機械で操作する仕組みのため、解答する過程が僅かでも違えば答えが不正解となる。
いわゆる、引っ掛け問題が多いので、問題を読み込んで慎重に解釈しなければならない。
話を聞けば、いくらパソコンに長けている人でも解釈違いで不合格になる方もいるそうだ。

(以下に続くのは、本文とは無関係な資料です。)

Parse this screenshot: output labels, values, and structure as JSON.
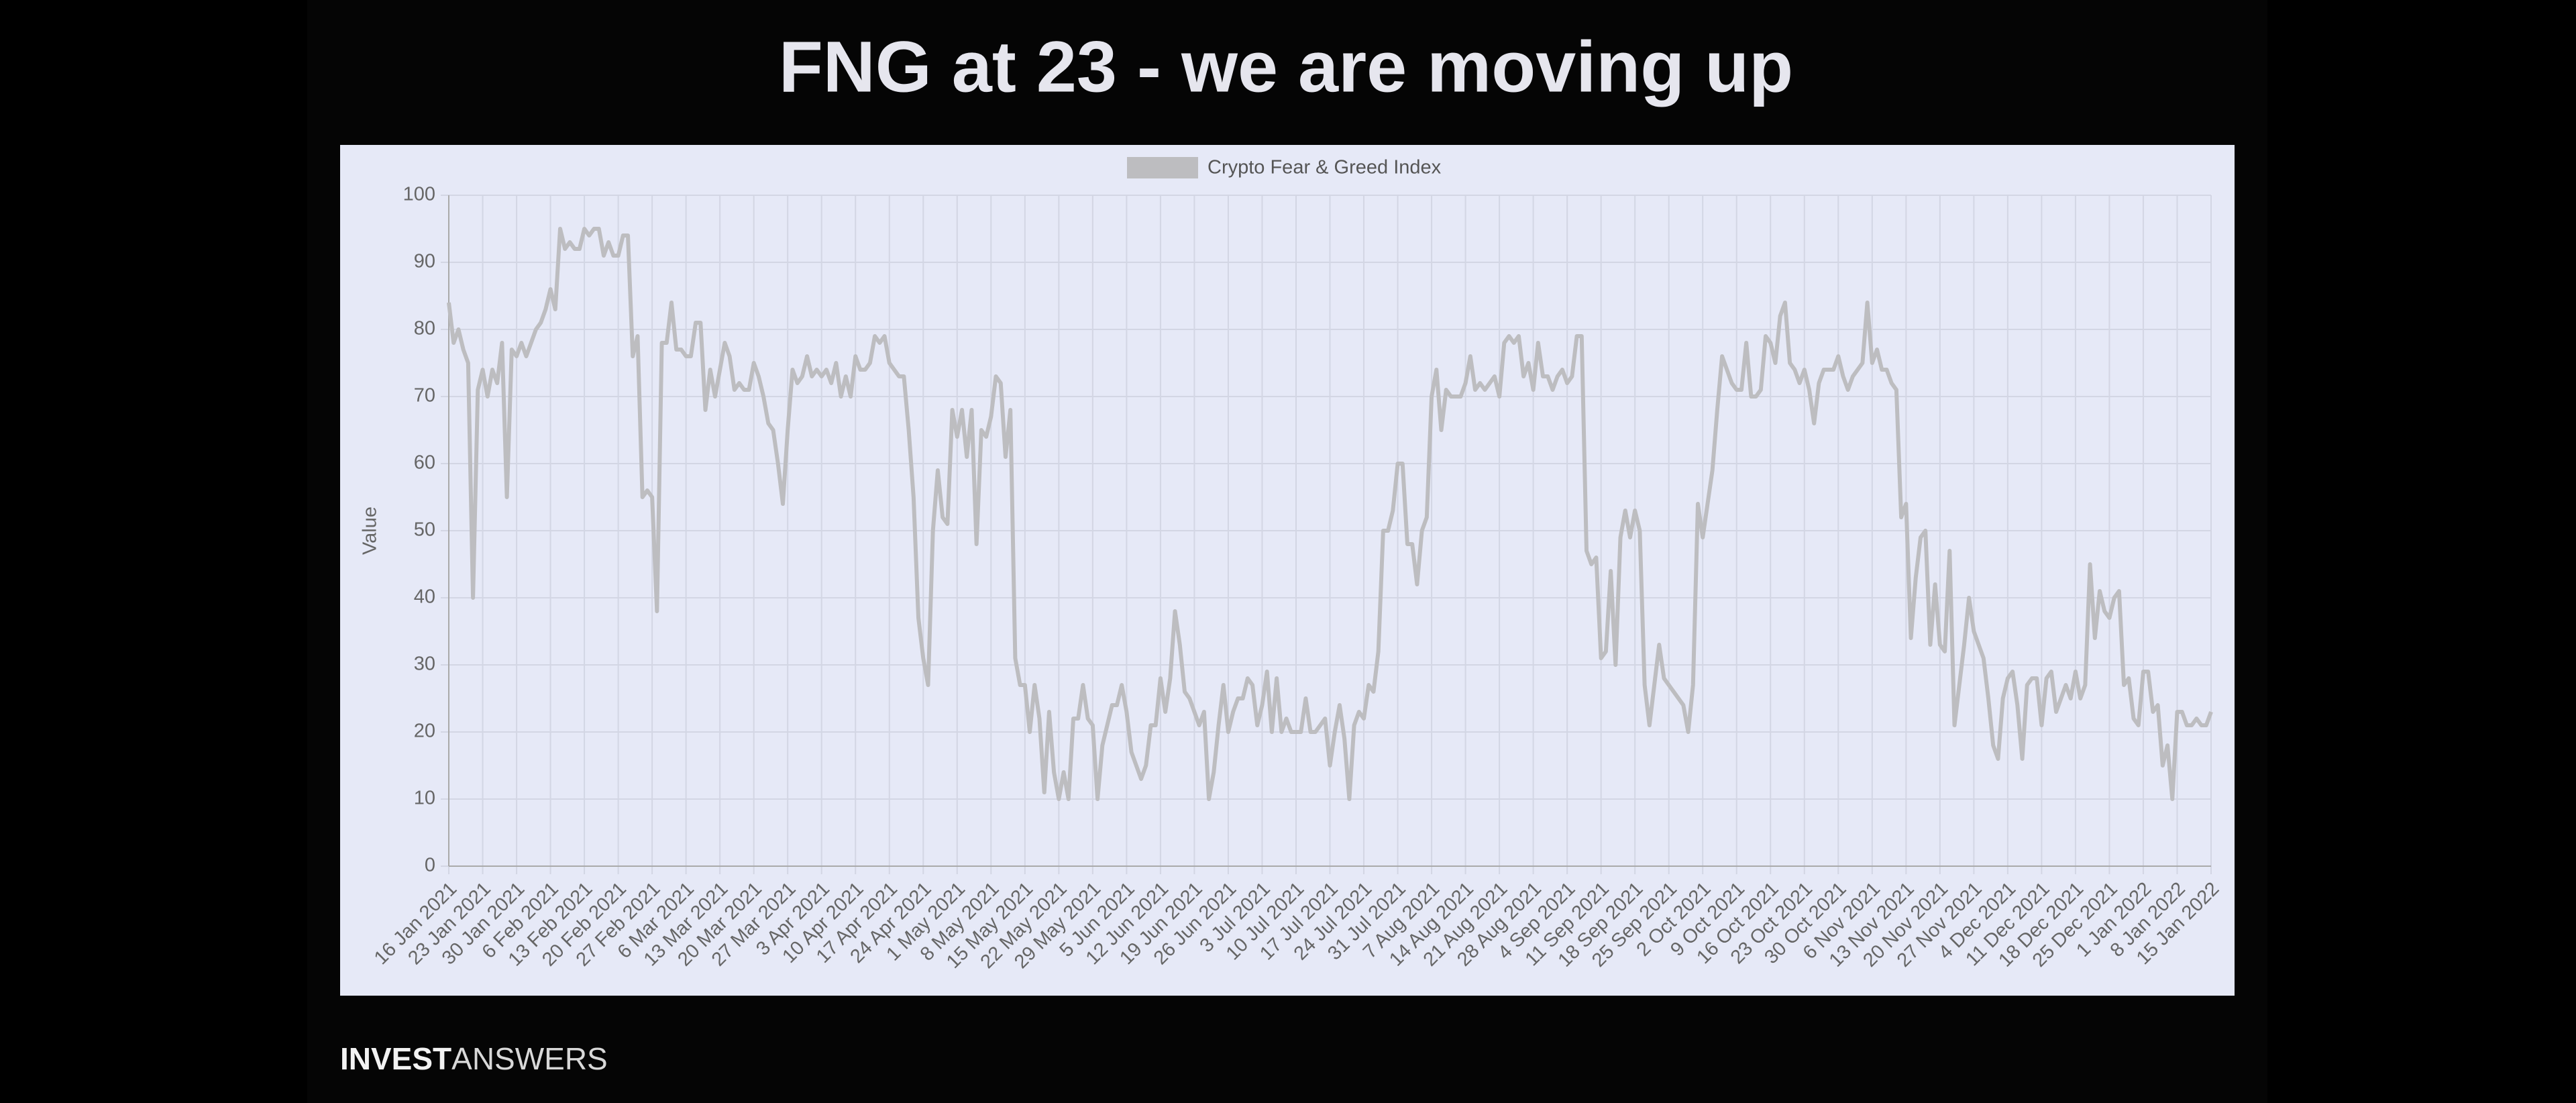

 先生からの丁寧なアドバイスを頂き、ネットカフェに通いつめ、模擬試験アプリで納得いくまで復習。
さらに、動画での勉強。

 緊張感と重圧でいざ本番。
模擬試験アプリと問題の言い回しが違い、頭が真っ白になったが、とにかく深呼吸して心を落ち着かせて、問題を解いていく。

 結果はExcel、Wordともに合格。

帰り道は、雨はふっていたものの、心が晴れやかだったのはいうまでもない。
スペシャリストという、難易度の低いものではあるが、必死に学んだことで応用を活かす事ができる。
自分個人としては、資格という肩書きより、合格に至るまでの過程が財産として残るものではないかと考えている。
人それぞれ個人差があるので、笑わないで頂きたい。

 訓練最後の2日間で、PowerPointの受講。
最後の授業で、悪戦苦闘したのがこれだ。
1日だけ受講し、2日目で、即発表となるのだから。
いわゆる、ぶっつけ本番である。
全体を理解していないうちから、各自でテーマを決め、発表しなければいけないのは困難だ。
前日はネットカフェで遅くまで資料作成、当日に校正。
上手くまとまらず、発表も時間を過ぎてしまう始末。
他の方々は、上手にまとめあげており、非常に羞恥を感じることになった。

修了式

 ハプニングがありながらも、翌日には、いよいよ修了式となる。
1人1人の挨拶では、良き先生、良き仲間に恵まれて、非常に有意義な3ヶ月間だったという言葉が多かった。
私も同感であった。
先生方には丁寧で分かりやすい指導を頂き、人柄の良い仲間に恵まれた。
同じ志を共有し、良好な関係を得られたことは、感謝してもしきれない。
先生からは、
『良いクラスメートだった』
とお言葉を頂き光栄である。

さて、ここで、締めの挨拶をするところなのだが、実は訓練はここで完全に修了というわけではない。
規定の期間は3ヶ月で修了となるのだが、希望者だけ、応用コースで受講することが出来る。
 私は申し込みをしたので、もう1ヵ月通うことになるのだ。

おまけの応用コース



 8人中、4人が応用コースで、再び学びを共有にすることなる。
しかも、昼御飯を共にしていた仲間なので、気心が知れており有難い。

 テキストを使用してExcel、Wordの応用編を習得。
基礎編のときとは、別の講師の先生に指導を頂く。
内容が難しくなり、やはり授業についていくのに悪戦苦闘。
関数の種類も増え、一筋縄ではいかない。
宿題や小テストがないのが救いであった。
しかし、事務作業では活用することが多いので、身になる学びと気付きが得られたのは間違いない。

 1ヵ月の受講を修了し、いよいよ卒業。
最終日は、先生方や事務員さんに感謝の気持ちを込めて、お仲間とお菓子を贈呈。
 この学校で学んだことは、貴重な財産となった。
パソコンスキルだけではなく、素晴らしい先生や仲間と濃厚な時間を過ごすことが出来た。

先生方、クラスメートの皆様、有り難うございました。

訓練で得たもの


 2024年5月に非正規ではあるが無事就職。
航空関係の検査業務だ。
パソコンも日常的に活用することが多く、訓練校で学んだことを活かすことが出来る。
もし、パソコンスキルを学ぶことがなかったら、今頃、頭が真っ白になり、悪戦苦闘していたことだろう。
50歳を過ぎてからの学生生活は、後に成果を出すことが出来たのだ。

これからも、これらの学びや気付きを通じて、新たな発見を出来るよう、祈っている。


長文を最後までお読み頂き有り難うございました。